While politics might always be an issue that is carefully tiptoed around when it comes to a casual conversation; one thing that a majority of reasonable people on both sides of the aisle agree on is that the education system in our country is extremely important for the betterment of society as a whole.
However, with funding for education being slashed across the country, often public school districts must find creative ways to invest the smaller and smaller amount of funding they have to properly provide for its students. So, having graduated from the Texas public school system back in the year 2016, I felt that it was my responsibility, nay, my duty, to report on the groundbreaking and clever use of funds that my hometown’s school district has done in order to make for a focused and effective education system.
I hail from the great state of Texas, in a suburb called Frisco forty-five minutes north of Dallas.

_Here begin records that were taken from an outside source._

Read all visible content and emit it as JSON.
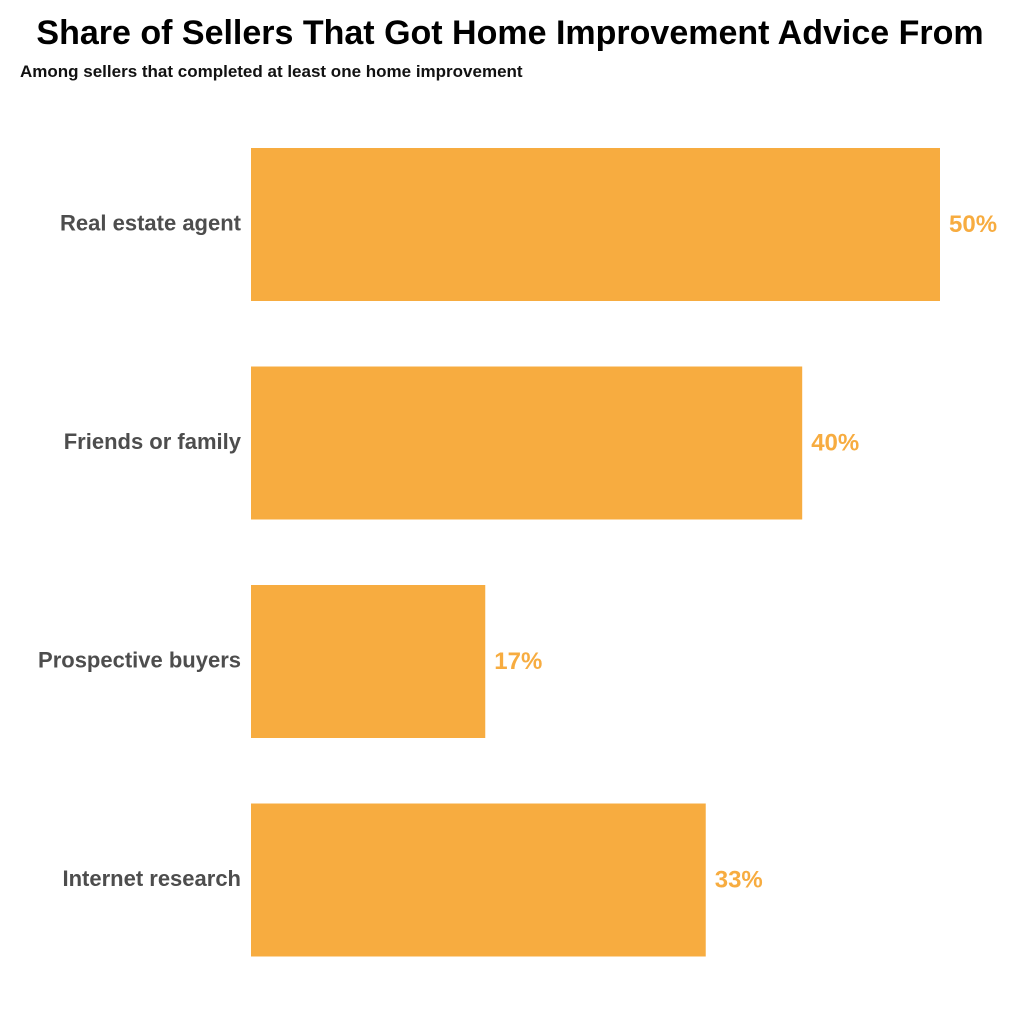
{
  "chart_data": {
    "type": "bar",
    "orientation": "horizontal",
    "title": "Share of Sellers That Got Home Improvement Advice From",
    "subtitle": "Among sellers that completed at least one home improvement",
    "categories": [
      "Real estate agent",
      "Friends or family",
      "Prospective buyers",
      "Internet research"
    ],
    "values": [
      50,
      40,
      17,
      33
    ],
    "value_labels": [
      "50%",
      "40%",
      "17%",
      "33%"
    ],
    "unit": "%",
    "xlim": [
      0,
      50
    ],
    "grid": false,
    "legend": "none"
  },
  "colors": {
    "bar": "#F7AC40",
    "value_label": "#F7AC40",
    "category_label": "#4D4D4D",
    "title": "#000000"
  }
}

Originally nothing more than farmland and a train station, Frisco has rapidly expanded within the last twenty years, turning wide open fields as well as “Mom and Pop” restaurants into superstores, corporate coffee shops, and apartment complexes of exponentially increasing height.

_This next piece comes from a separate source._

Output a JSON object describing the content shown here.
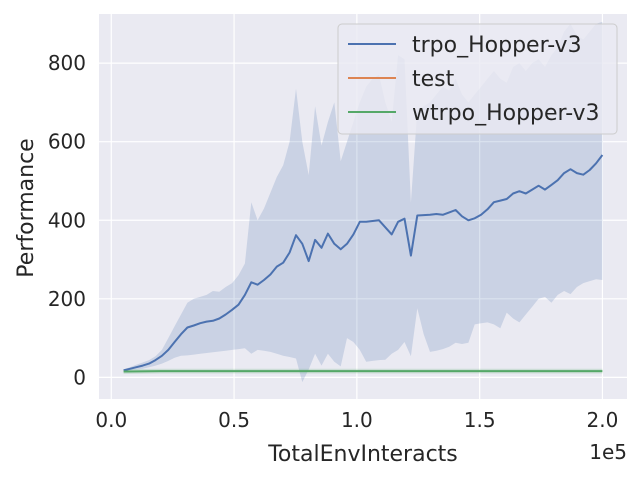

As most of the new residences of Frisco are commuters on their way to and from their offices in Dallas, Frisco faced a problem of a huge influx of kids in desperate need of a place to go to school. Only one high school was clearly not enough for the ever-growing number of students (as of the beginning of this fall semester, Frisco Independent School District has over 62,000 students enrolled in their schools). So began the rapid construction of schools across the city, currently sitting at ten high schools for the sixty-two square mile city of Frisco.

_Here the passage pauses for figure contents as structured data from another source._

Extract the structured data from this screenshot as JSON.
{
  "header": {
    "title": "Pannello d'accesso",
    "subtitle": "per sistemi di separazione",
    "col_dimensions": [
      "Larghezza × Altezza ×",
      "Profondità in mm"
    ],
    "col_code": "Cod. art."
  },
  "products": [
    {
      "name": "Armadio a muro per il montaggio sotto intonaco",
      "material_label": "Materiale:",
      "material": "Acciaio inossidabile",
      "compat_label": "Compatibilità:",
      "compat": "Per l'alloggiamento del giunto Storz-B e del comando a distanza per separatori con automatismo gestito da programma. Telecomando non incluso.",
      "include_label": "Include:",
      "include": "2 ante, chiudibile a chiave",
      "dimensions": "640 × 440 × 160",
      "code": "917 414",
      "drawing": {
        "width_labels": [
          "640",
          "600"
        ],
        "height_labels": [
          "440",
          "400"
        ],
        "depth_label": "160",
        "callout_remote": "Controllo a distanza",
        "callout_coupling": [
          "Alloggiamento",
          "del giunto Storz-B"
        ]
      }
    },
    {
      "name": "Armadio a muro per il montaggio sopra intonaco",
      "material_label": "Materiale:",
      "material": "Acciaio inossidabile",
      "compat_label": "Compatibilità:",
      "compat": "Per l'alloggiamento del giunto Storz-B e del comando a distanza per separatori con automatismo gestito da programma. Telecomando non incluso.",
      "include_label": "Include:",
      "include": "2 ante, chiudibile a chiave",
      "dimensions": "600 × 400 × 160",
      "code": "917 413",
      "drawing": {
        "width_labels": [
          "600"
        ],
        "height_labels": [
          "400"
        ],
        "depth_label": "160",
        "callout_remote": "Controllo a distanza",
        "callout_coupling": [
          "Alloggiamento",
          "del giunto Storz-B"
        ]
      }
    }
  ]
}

If you’ve had the pleasure of attending an American public high school, this following paragraph might hit close to home. Because even though I’m from one of the more well-off places to grow up in the country, underpaid staff, outdated textbooks and many other problems still plagued my high school experience while my football program thrived.
While I can be thankful and say there was never a time in going to school at Frisco I ever felt unsafe or in danger, the school district’s use of funding shows an alarming amount of misplaced goals for the district, especially once a large financial decision was made in 2016.
While Dallas doesn’t boast glitzy tourist destinations, our consistently underperforming football team is one of the most recognizable in the world. So when their owner Jerry Jones announced the plans for a new and improved practice facility, the talk in Dallas was centered around where the facility would set up shop. As Frisco was putting the finishing touches on their recent eighth high school in town, the venues available for Friday night football suddenly were not enough, and school district execs began making talks with Jones to see if they could use the practice facility for high school football games and graduations.
A deal between FISD, the Cowboys, and Nike was made, and to fulfill their end of the bargain, “Frisco ISD contributed $30 million toward the construction of ‘The Star,’ a joint effort among the Cowboys, the district and the city.” With this deal, FISD would be able to have their logo on certain parts of the stadium, as well as the occasional use of the facility for a UIL event. Making a deal with the Cowboys also meant a deal with Nike, which meant for mandatory Nike sponsored uniforms for all of the district’s football teams, but “ironically, the Nike deal does not include shoes. Frisco ISD requires students to provide their own.“
I can already hear the corporate apologist’s counter-arguments; “I don’t see the issue here, the district is able to do events at a state of the art facility and the teams get new uniforms out of it.” Well to that my dear reader I ask a follow up question: Why is my former school district spending over four million hours worth of minimum wage on an event venue when there are art programs in its schools that had not seen a boost in funding in multiple years? Why are there non-functional bathrooms in schools when the school district clearly has the money to fix them? Why did I spend my high school career looking at sponsored advertisements from companies that paid my district for my eyes and attention to their product?
I know I’m ranting. But the questions still stand. Why do school districts across the country claim to not have the funding to properly have their schools function to their best ability while making outrageously expensive deals with massive companies and corporations? To this, my dear reader, I can only leave you the question. Because as to why school districts across the country are misusing their funds and keeping young students from reaching their full potential is beyond the comprehension of this frustrated writer.